Let $R > 0$ and consider a curve $$\beta(t) = R\exp(it), \ \ \ \ \ \ \ \ \ 0 \leq t \leq \pi/4.$$ I need to show that $$\left|\int_{\beta}\exp(iz^2)\ dz \right| \leq \frac{\pi(1-\exp(-R^2))}{4R}.$$
Attempt: Well, I thought I will just use the ML-estimate, but I got stuck. I have calculated the length of the arc of the curve $\beta$: $$l(\beta) = \int_0^{\pi/4}|\beta^{\prime}(t)|dt = \int_0^{\pi/4}|iR\exp(it)|\ dt = \int_0^{\pi/4}R^2\ dt = \frac{\pi R^2}{4}.$$ Now I would like to find an $M > 0$ such that $|\exp(iz^2)|$ for any $z \in \ \text{Image}\ \beta $.

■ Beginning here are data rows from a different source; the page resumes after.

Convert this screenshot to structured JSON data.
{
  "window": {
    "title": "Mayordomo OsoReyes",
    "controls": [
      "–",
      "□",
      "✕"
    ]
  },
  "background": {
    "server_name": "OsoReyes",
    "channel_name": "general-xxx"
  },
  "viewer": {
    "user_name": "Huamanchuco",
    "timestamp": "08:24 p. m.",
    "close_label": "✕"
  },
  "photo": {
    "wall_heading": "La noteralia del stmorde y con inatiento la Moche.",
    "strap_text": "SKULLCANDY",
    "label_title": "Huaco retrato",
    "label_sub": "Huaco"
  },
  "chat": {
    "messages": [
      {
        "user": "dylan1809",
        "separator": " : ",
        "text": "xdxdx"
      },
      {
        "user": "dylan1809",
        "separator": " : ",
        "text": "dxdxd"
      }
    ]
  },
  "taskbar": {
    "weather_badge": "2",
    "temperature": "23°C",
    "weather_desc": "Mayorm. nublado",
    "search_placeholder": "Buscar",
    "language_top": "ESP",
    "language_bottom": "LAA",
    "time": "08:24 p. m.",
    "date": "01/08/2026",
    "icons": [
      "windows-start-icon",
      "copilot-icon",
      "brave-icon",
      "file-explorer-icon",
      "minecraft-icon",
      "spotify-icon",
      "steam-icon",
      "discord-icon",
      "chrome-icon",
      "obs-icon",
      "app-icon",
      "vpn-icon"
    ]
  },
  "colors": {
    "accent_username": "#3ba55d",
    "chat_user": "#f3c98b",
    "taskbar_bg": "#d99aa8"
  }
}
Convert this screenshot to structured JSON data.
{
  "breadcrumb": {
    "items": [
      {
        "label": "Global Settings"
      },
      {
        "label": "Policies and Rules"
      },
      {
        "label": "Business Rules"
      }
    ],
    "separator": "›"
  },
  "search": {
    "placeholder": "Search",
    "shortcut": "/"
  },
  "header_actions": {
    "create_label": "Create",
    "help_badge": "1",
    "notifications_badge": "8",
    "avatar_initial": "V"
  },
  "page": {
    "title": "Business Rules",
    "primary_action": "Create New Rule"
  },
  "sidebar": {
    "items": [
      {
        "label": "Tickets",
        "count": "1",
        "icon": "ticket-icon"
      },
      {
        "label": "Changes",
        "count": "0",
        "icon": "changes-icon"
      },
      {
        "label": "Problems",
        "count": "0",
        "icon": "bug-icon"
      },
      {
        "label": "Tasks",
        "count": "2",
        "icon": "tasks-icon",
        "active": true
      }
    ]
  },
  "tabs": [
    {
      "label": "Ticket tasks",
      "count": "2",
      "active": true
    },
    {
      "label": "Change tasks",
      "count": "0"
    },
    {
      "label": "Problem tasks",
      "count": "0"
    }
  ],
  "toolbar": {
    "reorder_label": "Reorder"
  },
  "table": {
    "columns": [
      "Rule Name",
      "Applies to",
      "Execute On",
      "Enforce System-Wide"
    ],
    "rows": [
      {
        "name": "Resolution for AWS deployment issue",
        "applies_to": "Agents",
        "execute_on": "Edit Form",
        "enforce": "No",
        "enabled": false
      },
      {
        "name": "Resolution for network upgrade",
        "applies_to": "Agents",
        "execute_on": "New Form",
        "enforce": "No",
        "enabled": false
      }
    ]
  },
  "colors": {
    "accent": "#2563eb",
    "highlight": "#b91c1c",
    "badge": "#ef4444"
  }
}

We have $|\exp(iz^2)| = \exp(-R^2\sin(2t))$. Using $\sin(2t) \geq \frac{4}{\pi}t$ (which I dont understand how that is true), for any $t \in [0, \pi/4]$, it yields that $$|\exp(iz^2)| \leq \exp\left(-R^2\frac{4}{\pi}t\right).$$ From here, I don't know how to proceed.
Note that we have
$$\begin{align} \left|\int_\beta e^{iz^2}\,dz\right|&=\left|\int_0^{\pi/4}e^{i(Re^{i\phi})^2}\,iRe^{i\phi}\,d\phi\right|\\\\ &=\left|\int_0^{\pi/4}e^{iR^2e^{i2\phi}}\,iRe^{i\phi}\,d\phi\right|\\\\ &=\left|\int_0^{\pi/4}e^{iR^2\cos(2\phi)}e^{-R^2\sin(2\phi)}\,iRe^{i\phi}\,d\phi\right|\\\\ &\le R\int_0^{\pi/4}e^{-(4R^2/\pi)\phi}\,d\phi \end{align}$$
where we used the triangle inequality along with the estimate $ \sin(2\phi)\ge \frac{4\phi}\pi$ for $0\le \phi\le \pi/4$.
And now you can finish.